Kevin, Gabriel's legal husband. They got married at Frolicon 2015. I helped officiate.

Cat. Cat is complicated. She is my wife, from a certain point of view. She is Gabriel and Kevin's ex. She is a people I am responsible for.

Finn. Finn is Gabriel's slave boy. He kind of comes as a package deal with Gabriel.

Maeve. Maeve is Gabriel's domme. I could fall in love with her easily, but I'm also extremely jealous of her. This will sort itself.

Gwen and Sarah. They are Gabriel's schmoops, and I like them a great deal. They mean enough to be included under the "my people" umbrella. Gwen in particular makes me all protective.

Extra kids:
I acquire these in phases, with each of the kids. They always have friends who need an extra mom.

Tabitha and Bradley, friends of my older two. I have taken tearful late night phone calls, given advice, and offered endless comfort to both.

Alex needed a place to stay when booted out.

Brandon just needs an extra mom, the kind who gets him as a gay kid.

Imani needed support and a hand back on his feet.

Cameron needs a place where he can be himself.

Jamie, who dated Victoria and discovered my oldest is a psycho.

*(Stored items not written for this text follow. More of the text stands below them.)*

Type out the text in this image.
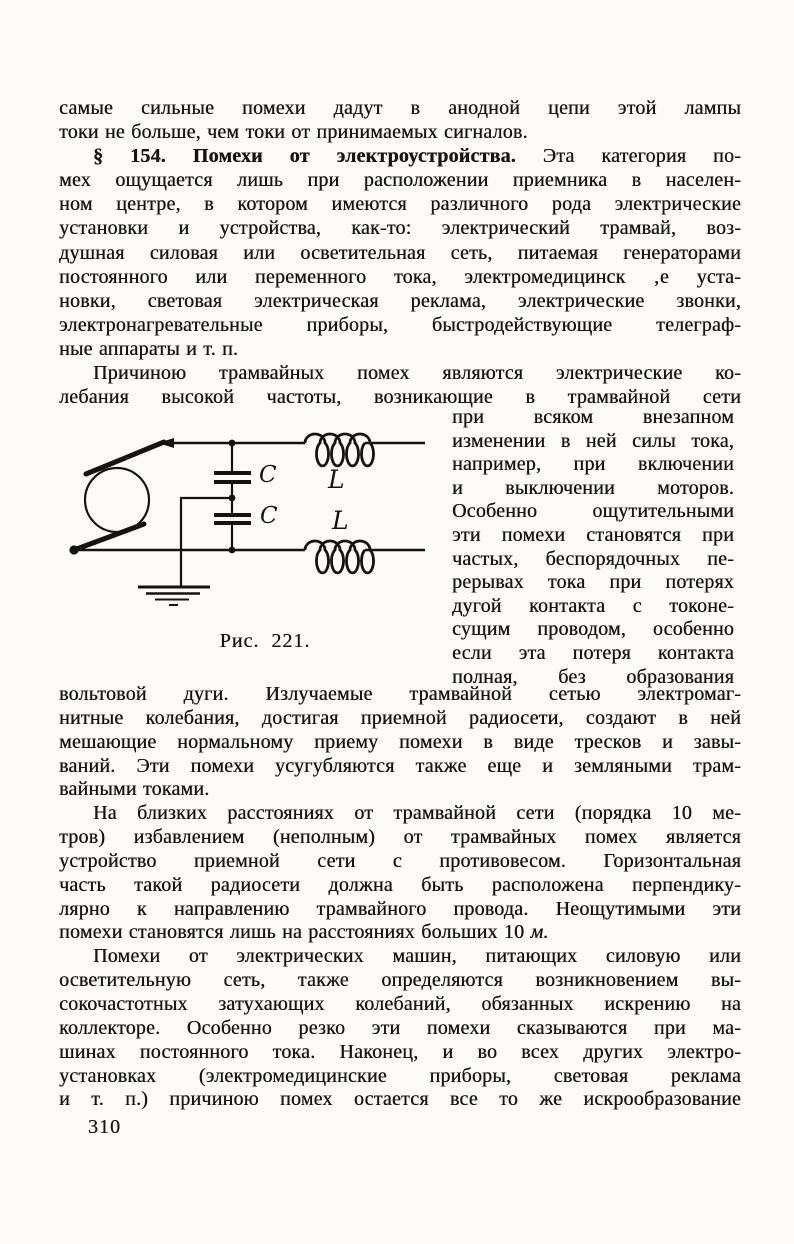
самые сильные помехи дадут в анодной цепи этой лампы
токи не больше, чем токи от принимаемых сигналов.
§ 154. Помехи от электроустройства. Эта категория по-
мех ощущается лишь при расположении приемника в населен-
ном центре, в котором имеются различного рода электрические
установки и устройства, как-то: электрический трамвай, воз-
душная силовая или осветительная сеть, питаемая генераторами
постоянного или переменного тока, электромедицинск ‚е уста-
новки, световая электрическая реклама, электрические звонки,
электронагревательные приборы, быстродействующие телеграф-
ные аппараты и т. п.
Причиною трамвайных помех являются электрические ко-
лебания высокой частоты, возникающие в трамвайной сети
при всяком внезапном
изменении в ней силы тока,
например, при включении
и выключении моторов.
Особенно ощутительными
эти помехи становятся при
частых, беспорядочных пе-
рерывах тока при потерях
дугой контакта с токоне-
сущим проводом, особенно
если эта потеря контакта
полная, без образования
вольтовой дуги. Излучаемые трамвайной сетью электромаг-
нитные колебания, достигая приемной радиосети, создают в ней
мешающие нормальному приему помехи в виде тресков и завы-
ваний. Эти помехи усугубляются также еще и земляными трам-
вайными токами.
На близких расстояниях от трамвайной сети (порядка 10 ме-
тров) избавлением (неполным) от трамвайных помех является
устройство приемной сети с противовесом. Горизонтальная
часть такой радиосети должна быть расположена перпендику-
лярно к направлению трамвайного провода. Неощутимыми эти
помехи становятся лишь на расстояниях больших 10 м.
Помехи от электрических машин, питающих силовую или
осветительную сеть, также определяются возникновением вы-
сокочастотных затухающих колебаний, обязанных искрению на
коллекторе. Особенно резко эти помехи сказываются при ма-
шинах постоянного тока. Наконец, и во всех других электро-
установках (электромедицинские приборы, световая реклама
и т. п.) причиною помех остается все то же искрообразование
C
C
L
L
Рис. 221.
310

But she also got us Tribble and stays in touch.

Emily, who has been Peppermint Patty to Olivia's Marcie for years. One of my witch-students

Michael, one of Oli's friends. Also one of my students

And more I'm sure I missed


On my extended family:

My Dad is 72, has fought cancer and won and is doing his best to keep going. He's buried two ex-wives and his surviving ex is incarcerated. (tax issues)

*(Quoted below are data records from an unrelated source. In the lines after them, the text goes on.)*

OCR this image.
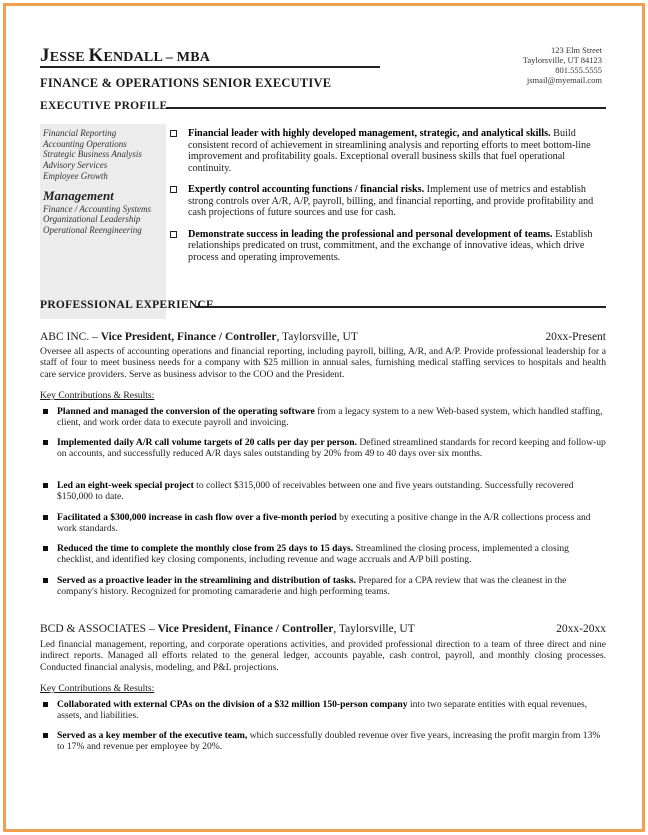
JESSE KENDALL – MBA	123 Elm Street
Taylorsville, UT 84123
801.555.5555
jsmail@myemail.com
FINANCE & OPERATIONS SENIOR EXECUTIVE
EXECUTIVE PROFILE
Financial Reporting
Accounting Operations
Strategic Business Analysis
Advisory Services
Employee Growth
Management
Finance / Accounting Systems
Organizational Leadership
Operational Reengineering
Financial leader with highly developed management, strategic, and analytical skills. Build consistent record of achievement in streamlining analysis and reporting efforts to meet bottom-line improvement and profitability goals. Exceptional overall business skills that fuel operational continuity.
Expertly control accounting functions / financial risks. Implement use of metrics and establish strong controls over A/R, A/P, payroll, billing, and financial reporting, and provide profitability and cash projections of future sources and use for cash.
Demonstrate success in leading the professional and personal development of teams. Establish relationships predicated on trust, commitment, and the exchange of innovative ideas, which drive process and operating improvements.
PROFESSIONAL EXPERIENCE
ABC INC. – Vice President, Finance / Controller, Taylorsville, UT	20xx-Present
Oversee all aspects of accounting operations and financial reporting, including payroll, billing, A/R, and A/P. Provide professional leadership for a staff of four to meet business needs for a company with $25 million in annual sales, furnishing medical staffing services to hospitals and health care service providers. Serve as business advisor to the COO and the President.
Key Contributions & Results:
Planned and managed the conversion of the operating software from a legacy system to a new Web-based system, which handled staffing, client, and work order data to execute payroll and invoicing.
Implemented daily A/R call volume targets of 20 calls per day per person. Defined streamlined standards for record keeping and follow-up on accounts, and successfully reduced A/R days sales outstanding by 20% from 49 to 40 days over six months.
Led an eight-week special project to collect $315,000 of receivables between one and five years outstanding. Successfully recovered $150,000 to date.
Facilitated a $300,000 increase in cash flow over a five-month period by executing a positive change in the A/R collections process and work standards.
Reduced the time to complete the monthly close from 25 days to 15 days. Streamlined the closing process, implemented a closing checklist, and identified key closing components, including revenue and wage accruals and A/P bill posting.
Served as a proactive leader in the streamlining and distribution of tasks. Prepared for a CPA review that was the cleanest in the company's history. Recognized for promoting camaraderie and high performing teams.
BCD & ASSOCIATES – Vice President, Finance / Controller, Taylorsville, UT	20xx-20xx
Led financial management, reporting, and corporate operations activities, and provided professional direction to a team of three direct and nine indirect reports. Managed all efforts related to the general ledger, accounts payable, cash control, payroll, and monthly closing processes. Conducted financial analysis, modeling, and P&L projections.
Key Contributions & Results:
Collaborated with external CPAs on the division of a $32 million 150-person company into two separate entities with equal revenues, assets, and liabilities.
Served as a key member of the executive team, which successfully doubled revenue over five years, increasing the profit margin from 13% to 17% and revenue per employee by 20%.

Mom lost her battle with leukemia in December 2014. She buried her last husband and two ex-husbands (my dad and Wicked Stepfather) showed for her funeral. The third could not be reached. (not that we tried)

I have two bio sisters:
Jennifer is my half sister on Dad's side. We are very similar, despite being raised apart. She has never married but does the Cool Auntie thing. She has her BA and works for a lumber company.

Brenda is my half sister on Mom's side. We are very different. Her ex is putting her through hell, trying to bankrupt her with endless court proceedings and take away their youngest daughter, who doesn't want to live with him. She has an MBA and works two jobs.

Sherrie is my step sister from Mom's second marriage. She is a real estate agent, and has grandkids. She also has a sister of whom I do not speak.


And Darren. Darren is a more complicated relationship than Cat. He was Richard's best friend forever. If my husband was gay, they would have been a couple. (Olivia is a Daddy/Darren shipper.) For me he was many things, lover, brother, beloved enemy, solid friend. He's no longer with us, and all three of his murderers are serving heavy time.

Hopefully this clears things up a little.